When we made the shift from in-person to online yoga classes in 2020, our hearts were full of gratitude that the technology existed for us to continue to gather together, if not in real life then at least virtually. Nineteen months in, however, and our online yoga classes are no longer a novelty we are thankful for. They are what we do. They are the routine.
As a yoga teacher, I find building an authentic sense of community in the virtual classroom challenging. The fact that we are communing together from different locations means it is necessary for me to mute participants to eliminate dog barks, background conversations and the errant ring of a telephone. Pressing ‘mute’ puts us each into our own separate, soundless vacuum. Added to the challenge is connectivity. When bandwidth falters – fortunately a rare occurrence – there is a break in continuity and we are reminded again of our separateness.
Sharing our yoga practice in a virtual world can never match the camaraderie we feel in the studio space but, with all of us working together we might experience camaraderie in a new and unique way.
Because when we practice yoga as an online community we are together energetically even as city streets, miles and time zones keep us apart. The absurdity of our physical distance, even as we practice together, is itself a distraction. The fact that each one of us is in the familiar environment of our own home makes it more so.

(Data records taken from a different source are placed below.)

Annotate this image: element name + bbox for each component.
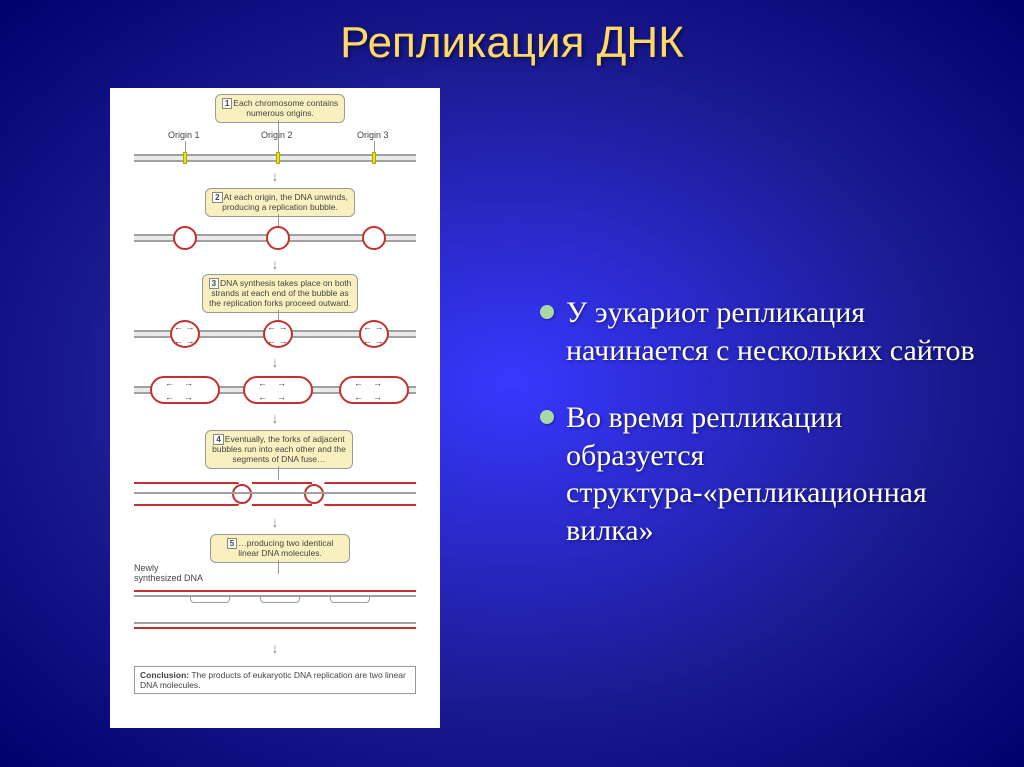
bullet-dot-icon	[540, 305, 554, 319]
bullet-2-text: Во время репликации образуется структура…	[566, 399, 984, 549]
replication-diagram: 1Each chromosome contains numerous origi…	[110, 88, 440, 728]
arrow-3-4: ↓	[272, 354, 279, 370]
origin2-pointer	[278, 120, 279, 153]
bubble-s2-3	[362, 226, 386, 250]
bullet-1-text: У эукариот репликация начинается с неско…	[566, 294, 984, 369]
origin-mark-2	[276, 152, 280, 164]
mol2-red	[134, 627, 416, 629]
callout-step2: 2At each origin, the DNA unwinds, produc…	[205, 188, 355, 217]
arrow-4-5: ↓	[272, 410, 279, 426]
dna-stage5	[134, 480, 416, 508]
bullet-2: Во время репликации образуется структура…	[540, 399, 984, 549]
origin-mark-1	[183, 152, 187, 164]
bullet-column: У эукариот репликация начинается с неско…	[510, 88, 984, 755]
callout-step4: 4Eventually, the forks of adjacent bubbl…	[205, 430, 353, 469]
origin1-label: Origin 1	[168, 130, 200, 140]
arrow-2-3: ↓	[272, 256, 279, 272]
origin-mark-3	[372, 152, 376, 164]
diagram-column: 1Each chromosome contains numerous origi…	[40, 88, 510, 755]
arrow-1-2: ↓	[272, 168, 279, 184]
newly-synth-label: Newlysynthesized DNA	[134, 564, 203, 584]
slide-content: 1Each chromosome contains numerous origi…	[0, 68, 1024, 755]
callout4-pointer	[278, 466, 279, 480]
conclusion-box: Conclusion: Conclusion: The products of …	[134, 666, 416, 694]
bubble-s2-1	[173, 226, 197, 250]
arrow-5-6: ↓	[272, 514, 279, 530]
slide-title: Репликация ДНК	[0, 0, 1024, 68]
bullet-1: У эукариот репликация начинается с неско…	[540, 294, 984, 369]
origin3-label: Origin 3	[357, 130, 389, 140]
callout-step5: 5…producing two identical linear DNA mol…	[210, 534, 350, 563]
callout-step3: 3DNA synthesis takes place on both stran…	[202, 274, 358, 313]
arrow-final: ↓	[272, 640, 279, 656]
bullet-dot-icon	[540, 410, 554, 424]
bracket-3	[330, 595, 370, 603]
origin2-label: Origin 2	[261, 130, 293, 140]
callout-step1: 1Each chromosome contains numerous origi…	[215, 94, 345, 123]
bracket-2	[260, 595, 300, 603]
mol2-grey	[134, 622, 416, 624]
mol1-red	[134, 590, 416, 592]
bracket-1	[190, 595, 230, 603]
callout5-pointer	[278, 560, 279, 574]
bubble-s2-2	[266, 226, 290, 250]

What would happen if we began to acknowledge that the energetic space we create when we come together to practice yoga is a sacred space? Something special. Would our practice deepen? Would it become less an hour of exercise and more an hour of self-care and reflection that we share with others?
Maybe I’m a fool for believing that can happen. How can it when we’re practicing trikonasana in our kitchen or living room? When the dog wants to go for a walk, the cat wants to curl up on our yoga mat, the phone rings or the people we share our homes with can’t find the coffee? Sometimes, on some days, it seems impossible.
Or maybe I need to remind myself of how yoga came into my life and why I practice. Maybe I need to remember the gifts that yoga offers to me each day I’m alive. If I can do that then maybe I can, as the facilitator of our group practice, create the conditions that allow us all to be present not only for ourselves but for everyone else in our virtual world.
What else is possible?
During our practice let’s treat the space where we roll out our mats as we would our studio space. I don’t think we’d have our phone with us in the studio so why would we during our home practice? Is it alright for us to be unavailable to others for sixty minutes?
I think we can limit other distractions, too. We can orient our mat away from the dishes that need washing or the books we want to read. The cobweb on the ceiling fan and the dust kitties under the bookshelf (my personal distractions) can wait. When setting up our device for class we can choose ‘Gallery View’ rather than ‘Speaker View’ as a reminder that we are part of a whole. If we need to take a phone call, or leave the virtual space, or have a conversation with someone or for heaven’s sake TEXT (you have no idea what my eyes have seen in nineteen months of Zoom yoga) we can turn off our camera as a courtesy to the community.
It’s easy to think we have two choices: the studio space or the virtual space. But what about the space in between? What about the liminal space between apartness and togetherness? Let’s meet there.